I am trying to test my surge protector. I have a HV pulse generator which will give me a peak voltage of 15kV connected parallel to a 380VAC and inbetween is the TDK surge protector. There is 3kohm and 3.3mH in series.

When the 380VAC is absent (off) the pulse generator works nicely.
However its not going all the way to 10kV when the 380VAC is present (on)

I believe this should work and the firing of the pulse is at 0VAC of the 380VAC ( using zero-cross detect)

The best I am getting is 3kV which nearly not enough to do any damage on the surge protector or see how effective it is.

Any advise?
 

The best I am getting is 3kV which nearly not enough to do any damage on the surge protector or see how effective it is.

Any advise?
Voltage is not the independent value.
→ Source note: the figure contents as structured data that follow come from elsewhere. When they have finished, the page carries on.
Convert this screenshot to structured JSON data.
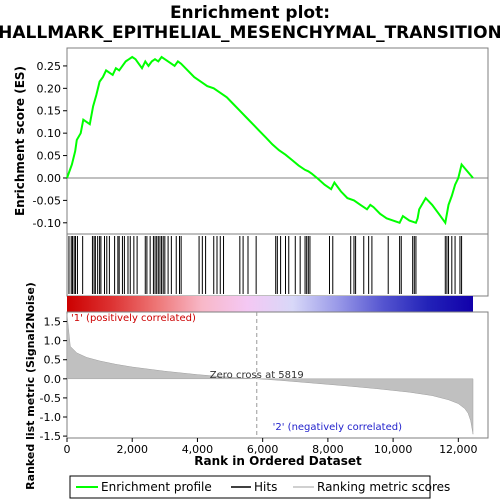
{
  "chart_data": {
    "type": "line",
    "title_line1": "Enrichment plot:",
    "title_line2": "HALLMARK_EPITHELIAL_MESENCHYMAL_TRANSITION",
    "es_panel": {
      "ylabel": "Enrichment score (ES)",
      "ylim": [
        -0.125,
        0.29
      ],
      "yticks": [
        -0.1,
        -0.05,
        0.0,
        0.05,
        0.1,
        0.15,
        0.2,
        0.25
      ],
      "ytick_labels": [
        "-0.10",
        "-0.05",
        "0.00",
        "0.05",
        "0.10",
        "0.15",
        "0.20",
        "0.25"
      ],
      "line_color": "#00ff00",
      "x": [
        0,
        150,
        250,
        300,
        420,
        500,
        700,
        800,
        900,
        1000,
        1100,
        1200,
        1400,
        1500,
        1600,
        1700,
        1800,
        1900,
        2000,
        2100,
        2200,
        2300,
        2400,
        2500,
        2600,
        2700,
        2800,
        2900,
        3000,
        3100,
        3200,
        3300,
        3400,
        3500,
        3700,
        3900,
        4100,
        4300,
        4500,
        4700,
        4900,
        5100,
        5300,
        5500,
        5700,
        5900,
        6100,
        6300,
        6500,
        6700,
        6900,
        7100,
        7300,
        7400,
        7500,
        7700,
        7900,
        8100,
        8200,
        8400,
        8600,
        8800,
        9000,
        9200,
        9300,
        9400,
        9600,
        9800,
        10000,
        10200,
        10300,
        10500,
        10700,
        10750,
        10800,
        11000,
        11200,
        11400,
        11600,
        11700,
        11800,
        11900,
        12000,
        12100,
        12450
      ],
      "y": [
        0.0,
        0.03,
        0.06,
        0.085,
        0.1,
        0.13,
        0.12,
        0.16,
        0.185,
        0.215,
        0.225,
        0.24,
        0.23,
        0.245,
        0.24,
        0.25,
        0.26,
        0.265,
        0.27,
        0.265,
        0.255,
        0.245,
        0.26,
        0.25,
        0.26,
        0.265,
        0.26,
        0.27,
        0.265,
        0.26,
        0.255,
        0.25,
        0.26,
        0.255,
        0.24,
        0.225,
        0.215,
        0.205,
        0.2,
        0.19,
        0.18,
        0.165,
        0.15,
        0.135,
        0.12,
        0.105,
        0.09,
        0.075,
        0.062,
        0.052,
        0.04,
        0.028,
        0.018,
        0.015,
        0.01,
        -0.002,
        -0.015,
        -0.025,
        -0.01,
        -0.03,
        -0.045,
        -0.05,
        -0.06,
        -0.07,
        -0.06,
        -0.065,
        -0.08,
        -0.09,
        -0.095,
        -0.1,
        -0.085,
        -0.095,
        -0.1,
        -0.09,
        -0.07,
        -0.045,
        -0.06,
        -0.08,
        -0.1,
        -0.06,
        -0.04,
        -0.015,
        0.0,
        0.03,
        0.0
      ]
    },
    "hits_panel": {
      "hit_positions": [
        60,
        130,
        170,
        220,
        260,
        320,
        480,
        780,
        830,
        870,
        940,
        1000,
        1040,
        1150,
        1220,
        1300,
        1460,
        1560,
        1600,
        1700,
        1760,
        1870,
        1940,
        2050,
        2150,
        2400,
        2450,
        2550,
        2650,
        2700,
        2750,
        2800,
        2850,
        2900,
        2950,
        3000,
        3100,
        3200,
        3350,
        3450,
        3500,
        4050,
        4150,
        4250,
        4500,
        4600,
        4700,
        4800,
        5300,
        5400,
        5550,
        5800,
        6400,
        6450,
        6550,
        6700,
        6800,
        7000,
        7150,
        7300,
        7350,
        7400,
        7450,
        8050,
        8150,
        8700,
        8800,
        8850,
        9100,
        9250,
        9350,
        9850,
        10200,
        10250,
        10600,
        10650,
        10700,
        11600,
        11650,
        11700,
        11800,
        11900,
        12050,
        12100
      ]
    },
    "ranking_panel": {
      "ylabel": "Ranked list metric (Signal2Noise)",
      "xlabel": "Rank in Ordered Dataset",
      "ylim": [
        -1.55,
        1.75
      ],
      "yticks": [
        -1.5,
        -1.0,
        -0.5,
        0.0,
        0.5,
        1.0,
        1.5
      ],
      "ytick_labels": [
        "-1.5",
        "-1.0",
        "-0.5",
        "0.0",
        "0.5",
        "1.0",
        "1.5"
      ],
      "xlim": [
        0,
        12450
      ],
      "xticks": [
        0,
        2000,
        4000,
        6000,
        8000,
        10000,
        12000
      ],
      "xtick_labels": [
        "0",
        "2,000",
        "4,000",
        "6,000",
        "8,000",
        "10,000",
        "12,000"
      ],
      "x": [
        0,
        100,
        300,
        600,
        1000,
        1500,
        2000,
        3000,
        4000,
        5000,
        5819,
        6500,
        7500,
        8500,
        9500,
        10500,
        11200,
        11700,
        12000,
        12200,
        12300,
        12380,
        12450
      ],
      "y": [
        1.7,
        0.85,
        0.68,
        0.56,
        0.47,
        0.38,
        0.31,
        0.2,
        0.11,
        0.04,
        0.0,
        -0.04,
        -0.11,
        -0.18,
        -0.26,
        -0.35,
        -0.44,
        -0.55,
        -0.65,
        -0.78,
        -0.9,
        -1.1,
        -1.45
      ],
      "zero_cross_rank": 5819,
      "zero_cross_text": "Zero cross at 5819",
      "pos_label": "'1' (positively correlated)",
      "neg_label": "'2' (negatively correlated)"
    },
    "colorbar": {
      "stops": [
        "#cc0000",
        "#dd3333",
        "#ee7777",
        "#f8b8c8",
        "#f4c8f4",
        "#d8d8f8",
        "#9999e8",
        "#5555d0",
        "#2222b8",
        "#1100aa"
      ]
    },
    "legend": {
      "items": [
        "Enrichment profile",
        "Hits",
        "Ranking metric scores"
      ]
    }
  }
}
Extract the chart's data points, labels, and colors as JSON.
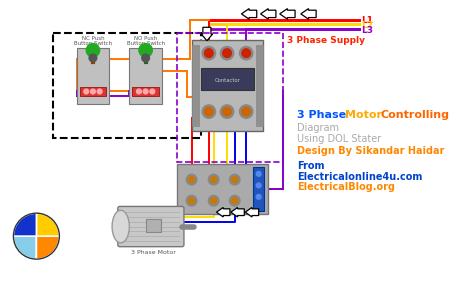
{
  "bg_color": "#ffffff",
  "title_parts": [
    {
      "text": "3 Phase ",
      "color": "#0055ff"
    },
    {
      "text": "Motor ",
      "color": "#ffaa00"
    },
    {
      "text": "Controlling",
      "color": "#ff6600"
    }
  ],
  "subtitle1": {
    "text": "Diagram",
    "color": "#aaaaaa"
  },
  "subtitle2": {
    "text": "Using DOL Stater",
    "color": "#aaaaaa"
  },
  "designer": {
    "text": "Design By Sikandar Haidar",
    "color": "#ff8800"
  },
  "from_text": {
    "text": "From",
    "color": "#0044cc"
  },
  "website1": {
    "text": "Electricalonline4u.com",
    "color": "#0044cc"
  },
  "website2": {
    "text": "ElectricalBlog.org",
    "color": "#ff8800"
  },
  "supply_text": {
    "text": "3 Phase Supply",
    "color": "#ff2200"
  },
  "L1_color": "#ff0000",
  "L2_color": "#ffcc00",
  "L3_color": "#9900cc",
  "wire_red": "#ff0000",
  "wire_yellow": "#ffdd00",
  "wire_blue": "#0000ee",
  "wire_orange": "#ff7700",
  "wire_purple": "#8800cc",
  "dashed_box_color": "#000000",
  "contactor_box_color": "#8800cc"
}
In surge protection, the independent value is current. Voltage (a dependent value) should rise as much as possible with current limited to single digit milliamps. Obviously width of that single test pulse is important since the setup could output somthing less than 3 amps.

Also appreciate that you are only measuring its normal mode response. Critical is its longitudinal mode response. IOW a protector is only effective when part of a system that includes another 'system' part: the protection.
 

My concern is that now there is 2 different voltage sources connected in parallel.
I know that if I strike the surge protector when the 380VAC is switch off it would show as high as 10kV, (surge protector I used is of higher value) but when introducing the 380VAC it seems to "eat" some of this high voltage and makes it 3kV and the pulse width of the HV is reduced from 1ms to 1us. It should work if the strike is done at 0V of the 380VAC input. right?
 

No. Two voltage sources are not described. Described is a voltage source (that is problematic) and a current source (that does the testing). Applying 380 volts does not accomplish anything.